Debt-based crowdfunding is more suitable for situations where revenue growth is inadequate and the asset to liabilities ratio is crumbling. “Lenders” is a more appropriate term for the players in the debt-based crowdfunding sphere rather than “investors.” Lenders provide much needed debt financing, receiving interest on their loan as opposed to an equity stake. Debt financing should be considered by a company only when the capital is raised for a single purpose over a defined period of time. Equity-based crowdfunding is on the horizon as the definitive next step for investors hoping to invest in both early-stage ventures and more established companies. Many describe debt crowdfunding or crowdlending as a form of peer-to-peer (P2P) lending. Under the debt structure for crowdfunding, investors are lenders on, rather than owners of, securities.

Real Estate Market as an Exemplar

The real estate market is one exemplar medium of how debt and equity transactions fit into crowdfunding. The level of risk aversion is different between the two types of crowdfunding. Traditionally, real estate has generated solid returns tied to a hard, durable asset.  In the past, it was difficult for smaller investors to take advantage of these opportunities, as institutions and wealthy families mainly dominated real estate investing.  The disruptive nature of crowdfunding is allowing an entirely new population of investors to participate in a realm that was previously and uniquely exclusive.

Debt Financing vs Equity Financing

Debt is best for companies that have both assets to borrow against and the cash flow to service the loans. Asset backed debt will help control the interest rate while ensuring that the late payments and the associated fees are avoided. On the other hand, debt is not ideal for companies that have tight cash flows and the regular dividends that are repayed may place too much pressure on the balance sheet.

Equity is more suitable for companies that already have raised a large amount of debt, as raising equity does not require additional repayment to the lender after maturation of the loan. The disadvantage of equity is that while the company is being financed, the entrepreneur or existing executive board gives up a certain amount of ownership to the outside investors. Young companies are often worried about giving up too much equity particularly at an early stage when the value of the business may not be high, and they would prefer to retain their founding principles.
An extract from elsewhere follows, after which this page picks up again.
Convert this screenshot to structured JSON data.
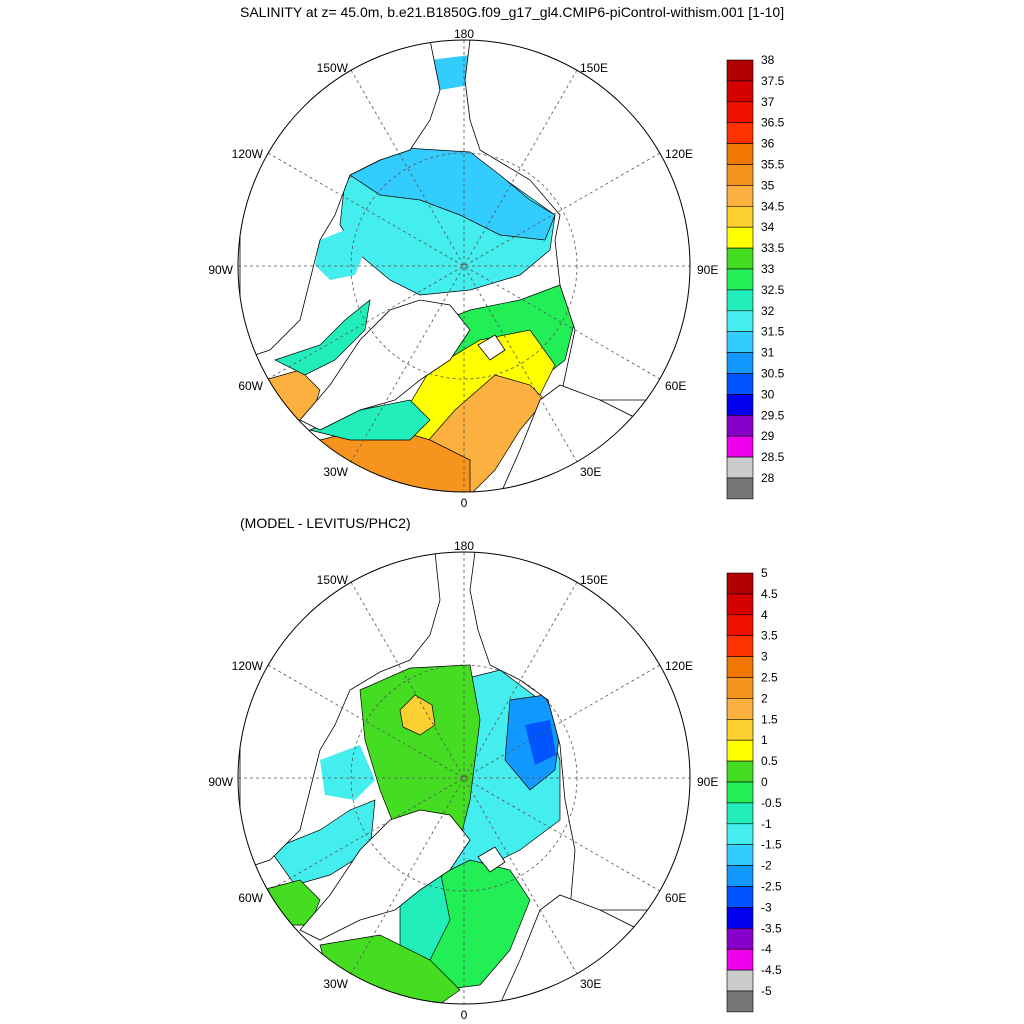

Another differentiating factor of crowdfunded debt versus equity is the typical hold period for each type of investment. Hold periods tend to be shorter with debt, ranging from 6 to 18 months. There is more variation with equity on the other hand, with hold periods varying from 6 months to up to 10 years in some cases.

Regardless of the debt or equity foundation of a venture, arguably the most important characteristic of a company is the way the entrepreneur describes and presents the project, which in turn influences how willing others are to support it. Successful campaigns often include the story behind the project, and go beyond the simple “what.” The “why” is usually more important, and the most compelling stories are ones about people behind the idea. The passion of the people behind the project drives the passion of the investors.